KING CONAN (2021) #1/ Story by JASON AARON/ Art and Colors on Pages 11-14 by MAHMUD ASRAR/ Color Art by MATTHEW WILSON/ Letters by VC’S TRAVIS LANHAM/ Published by MARVEL COMICS
The first Conan story written by Robert E. Howard, The Phoenix on the Sword, was a reworked version of a story originally crafted for Howard’s earlier barbarian hero, Kull of Atlantis. While most readers think of high-action and monster-slaying when they think of Conan, The Phoenix on the Sword was more focused on political intrigue, depicting Conan in his later years, after he had already become a king by his own hand. It was not until later that Howard began writing the more familiar tales of Conan’s youth as a thief, a mercenary and a pirate.

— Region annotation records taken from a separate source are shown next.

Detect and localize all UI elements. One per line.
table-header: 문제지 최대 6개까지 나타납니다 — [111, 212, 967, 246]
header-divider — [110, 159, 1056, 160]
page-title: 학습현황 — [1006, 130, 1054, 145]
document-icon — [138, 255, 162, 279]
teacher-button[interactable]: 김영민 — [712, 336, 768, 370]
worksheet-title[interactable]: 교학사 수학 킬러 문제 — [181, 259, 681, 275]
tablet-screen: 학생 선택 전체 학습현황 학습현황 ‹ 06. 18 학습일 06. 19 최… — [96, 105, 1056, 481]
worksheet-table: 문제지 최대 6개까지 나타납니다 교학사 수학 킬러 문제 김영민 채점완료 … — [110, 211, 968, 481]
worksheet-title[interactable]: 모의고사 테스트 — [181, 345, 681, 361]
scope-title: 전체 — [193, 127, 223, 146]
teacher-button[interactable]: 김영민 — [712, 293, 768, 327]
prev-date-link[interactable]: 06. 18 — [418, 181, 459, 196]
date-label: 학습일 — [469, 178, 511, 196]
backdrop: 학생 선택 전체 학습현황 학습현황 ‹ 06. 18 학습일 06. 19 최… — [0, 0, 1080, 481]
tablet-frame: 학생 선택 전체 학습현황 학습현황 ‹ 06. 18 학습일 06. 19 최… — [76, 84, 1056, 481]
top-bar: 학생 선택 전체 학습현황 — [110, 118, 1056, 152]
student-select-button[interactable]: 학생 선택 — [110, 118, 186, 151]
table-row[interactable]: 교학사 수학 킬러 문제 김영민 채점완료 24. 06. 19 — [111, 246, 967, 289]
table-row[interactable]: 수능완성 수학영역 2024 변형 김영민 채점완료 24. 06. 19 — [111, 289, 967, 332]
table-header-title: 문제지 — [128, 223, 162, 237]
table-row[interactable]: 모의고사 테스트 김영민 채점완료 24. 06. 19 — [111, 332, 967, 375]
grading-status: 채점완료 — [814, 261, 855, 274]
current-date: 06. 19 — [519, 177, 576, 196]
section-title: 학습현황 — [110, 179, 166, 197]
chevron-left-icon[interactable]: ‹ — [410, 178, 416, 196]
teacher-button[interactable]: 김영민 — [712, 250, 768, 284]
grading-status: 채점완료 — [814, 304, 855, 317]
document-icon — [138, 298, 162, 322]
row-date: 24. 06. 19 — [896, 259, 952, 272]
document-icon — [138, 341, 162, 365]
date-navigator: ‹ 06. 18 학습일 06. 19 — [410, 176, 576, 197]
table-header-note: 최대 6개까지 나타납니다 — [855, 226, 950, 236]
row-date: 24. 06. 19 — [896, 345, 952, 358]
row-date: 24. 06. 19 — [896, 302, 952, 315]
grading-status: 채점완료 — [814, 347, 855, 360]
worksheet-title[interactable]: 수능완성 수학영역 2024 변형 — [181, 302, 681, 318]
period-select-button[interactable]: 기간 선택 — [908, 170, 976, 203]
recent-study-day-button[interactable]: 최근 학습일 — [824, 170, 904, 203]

Howard never wrote a definitive ending for Conan’s adventures. He did speculate, however, that Conan would eventually grow restless as a king, and quest in the uncharted lands rumored to lie across the western sea. It is with that theory in mind that Jason Aaron spins this tale of King Conan, Conan’s Last Stand At The Edge of the World.

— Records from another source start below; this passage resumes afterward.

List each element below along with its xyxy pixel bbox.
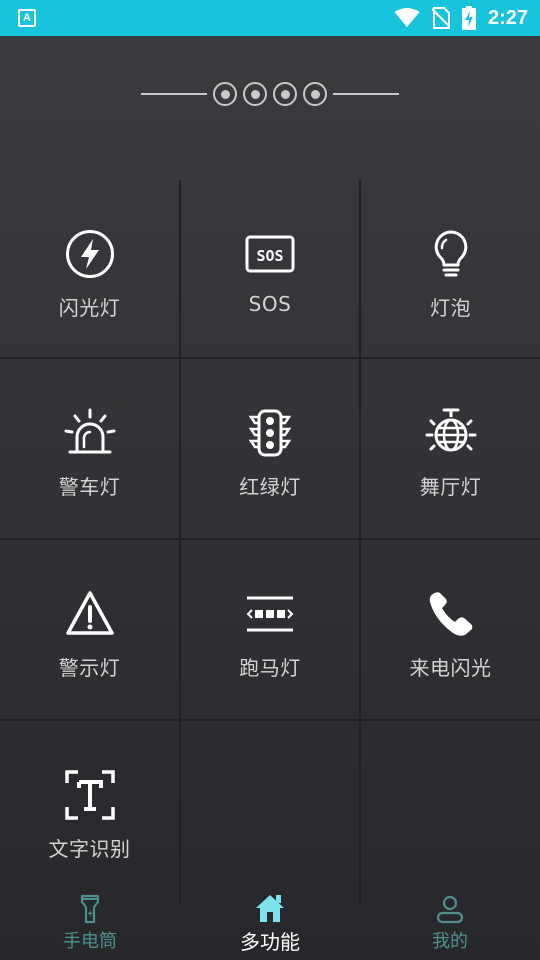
header-decoration xyxy=(0,80,540,108)
feature-traffic-light[interactable]: 红绿灯 xyxy=(181,359,361,540)
feature-marquee-light[interactable]: 跑马灯 xyxy=(181,540,361,721)
feature-call-flash[interactable]: 来电闪光 xyxy=(361,540,540,721)
bulb-icon xyxy=(434,230,467,277)
nav-label: 手电筒 xyxy=(63,931,117,952)
feature-police-light[interactable]: 警车灯 xyxy=(0,359,181,540)
nav-mine[interactable]: 我的 xyxy=(360,886,540,960)
feature-label: 警车灯 xyxy=(58,475,121,499)
feature-label: 灯泡 xyxy=(430,296,471,320)
deco-rings xyxy=(213,82,327,106)
nav-label: 多功能 xyxy=(240,929,300,954)
feature-label: 跑马灯 xyxy=(239,656,301,680)
svg-text:SOS: SOS xyxy=(256,247,283,265)
status-time: 2:27 xyxy=(487,6,528,29)
sos-icon: SOS xyxy=(245,235,295,273)
bottom-nav: 手电筒 多功能 我的 xyxy=(0,886,540,960)
ring-icon xyxy=(213,82,237,106)
ring-icon xyxy=(243,82,267,106)
status-bar: A 2:27 xyxy=(0,0,540,36)
feature-bulb[interactable]: 灯泡 xyxy=(361,180,540,359)
text-recognition-icon xyxy=(64,770,115,820)
ring-icon xyxy=(273,82,297,106)
no-sim-icon xyxy=(431,7,450,29)
flash-icon xyxy=(65,230,114,278)
empty-cell xyxy=(181,721,361,904)
marquee-icon xyxy=(246,596,294,632)
feature-label: 闪光灯 xyxy=(58,296,121,320)
feature-disco-light[interactable]: 舞厅灯 xyxy=(361,359,540,540)
feature-label: 舞厅灯 xyxy=(419,475,482,499)
user-icon xyxy=(436,895,464,924)
feature-sos[interactable]: SOS SOS xyxy=(181,180,361,359)
empty-cell xyxy=(361,721,540,904)
traffic-light-icon xyxy=(248,409,292,457)
feature-flash[interactable]: 闪光灯 xyxy=(0,180,181,359)
deco-line-left xyxy=(141,93,207,95)
warning-icon xyxy=(65,591,114,635)
phone-icon xyxy=(429,592,472,636)
feature-warning-light[interactable]: 警示灯 xyxy=(0,540,181,721)
disco-ball-icon xyxy=(425,408,476,452)
police-light-icon xyxy=(64,408,115,454)
nav-multifunction[interactable]: 多功能 xyxy=(180,886,360,960)
home-icon xyxy=(256,894,284,922)
feature-label: 文字识别 xyxy=(48,837,131,861)
nav-label: 我的 xyxy=(432,931,468,952)
flashlight-icon xyxy=(80,894,100,924)
nav-flashlight[interactable]: 手电筒 xyxy=(0,886,180,960)
feature-text-recognition[interactable]: 文字识别 xyxy=(0,721,181,904)
feature-label: SOS xyxy=(248,292,292,316)
wifi-icon xyxy=(394,8,420,27)
feature-grid: 闪光灯 SOS SOS 灯泡 警车灯 红绿灯 舞厅灯 警示灯 跑马灯 来电闪光 … xyxy=(0,180,540,904)
feature-label: 来电闪光 xyxy=(409,656,492,680)
app-notification-icon: A xyxy=(18,9,36,27)
ring-icon xyxy=(303,82,327,106)
deco-line-right xyxy=(333,93,399,95)
battery-charging-icon xyxy=(461,6,476,30)
feature-label: 警示灯 xyxy=(58,656,121,680)
feature-label: 红绿灯 xyxy=(239,475,301,499)
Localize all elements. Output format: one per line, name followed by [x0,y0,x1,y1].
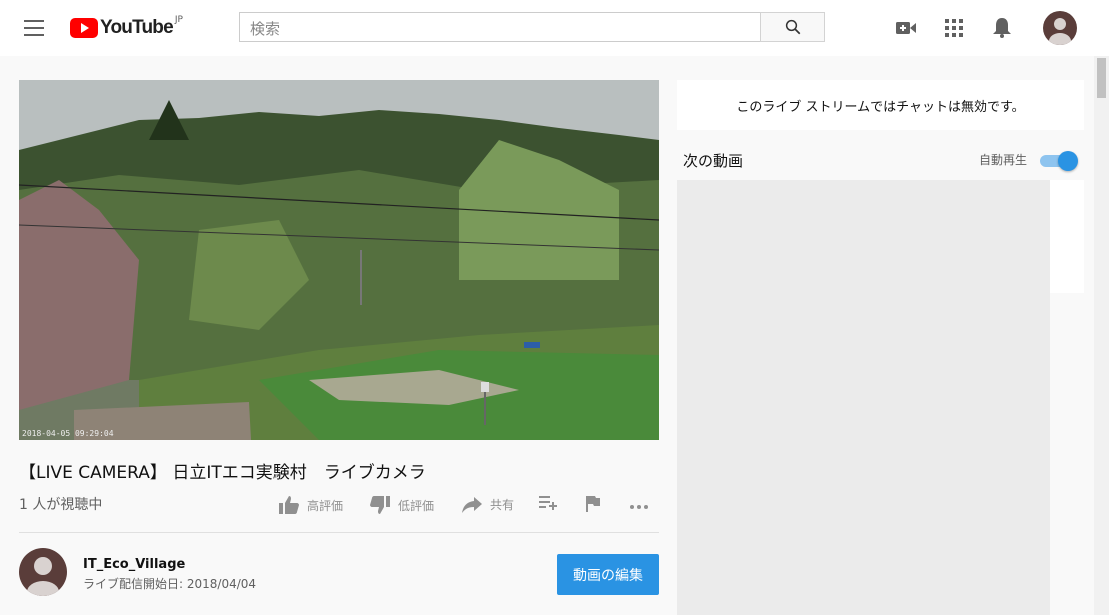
stream-start-date: ライブ配信開始日: 2018/04/04 [83,577,257,591]
more-actions-button[interactable] [629,496,657,512]
like-button[interactable]: 高評価 [279,496,343,514]
thumbs-up-icon [279,496,299,514]
up-next-heading: 次の動画 [683,152,744,170]
video-title: 【LIVE CAMERA】 日立ITエコ実験村 ライブカメラ [19,463,426,483]
logo-region: JP [174,15,183,25]
up-next-video-placeholder[interactable] [677,180,1050,615]
playlist-add-icon [539,496,557,510]
autoplay-toggle[interactable] [1040,151,1078,171]
share-button[interactable]: 共有 [462,496,514,513]
scrollbar-thumb[interactable] [1097,58,1106,98]
like-label: 高評価 [307,498,344,513]
edit-video-button[interactable]: 動画の編集 [557,554,659,595]
thumbs-down-icon [370,496,390,514]
autoplay-label: 自動再生 [979,153,1028,167]
viewer-count: 1 人が視聴中 [19,497,103,513]
add-to-playlist-button[interactable] [539,496,565,510]
youtube-play-icon [70,18,98,38]
apps-icon[interactable] [942,16,966,40]
report-button[interactable] [586,496,608,512]
more-horizontal-icon [630,505,648,509]
create-video-icon[interactable] [894,16,918,40]
youtube-logo[interactable]: YouTube JP [70,15,183,40]
masthead: YouTube JP 検索 [0,0,1109,56]
search-icon [785,19,800,35]
notifications-icon[interactable] [990,16,1014,40]
toggle-knob [1058,151,1078,171]
search-input[interactable]: 検索 [239,12,760,42]
flag-icon [586,496,600,512]
menu-icon[interactable] [24,20,44,36]
share-label: 共有 [490,498,515,512]
channel-avatar[interactable] [19,548,67,596]
account-avatar[interactable] [1043,11,1077,45]
video-frame [19,80,659,440]
dislike-button[interactable]: 低評価 [370,496,434,514]
chat-disabled-message: このライブ ストリームではチャットは無効です。 [677,80,1084,130]
video-player[interactable]: 2018-04-05 09:29:04 [19,80,659,440]
sidebar-background [1050,180,1084,293]
channel-name[interactable]: IT_Eco_Village [83,557,185,572]
divider [19,532,659,533]
dislike-label: 低評価 [398,498,435,513]
search-button[interactable] [760,12,825,42]
logo-text: YouTube [100,17,174,38]
video-timestamp-overlay: 2018-04-05 09:29:04 [22,429,114,438]
scrollbar-track[interactable] [1094,56,1109,615]
share-icon [462,496,482,513]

The action finds Conan shipwrecked, but far from helpless on an uncharted island with little hope of rescue. Suffice it to say the island holds dangers far greater than wild beasts and there is action in plenty for fans to enjoy. Yet there is a weariness and ennui to this tale, as Conan finds himself thinking on the adventures he has missed and the comforts he has left behind, wondering if it was all worth it in the end. In this, Aaron perfectly captures the restless spirit of Howard’s original stories.
The artwork is as excellent as the writing. Mahmud Asrar proved their worth as one of the great modern fantasy artists in earlier volumes of Conan the Barbarian and there are several print-worthy pages detailing Conan’s past in the middle of the book, which Asrar also colored. Most of the color art is provided by the equally talented Matthew Wilson, though I must confess a slight preference for Asrar’s solo efforts. Still, not a page of this book looks bad, and the lettering by Travis Lanham is also worthy of praise.
The only real flaw to King Conan #1 is that it is more likely to appeal to established Conan fans than newcomers. It is not inaccessible to new readers, thank Mitra, but the old guard will get far more out of this than anyone who just happens across this issue. That being said, this issue will prove a welcome treat for sword-and-sorcery fans everywhere.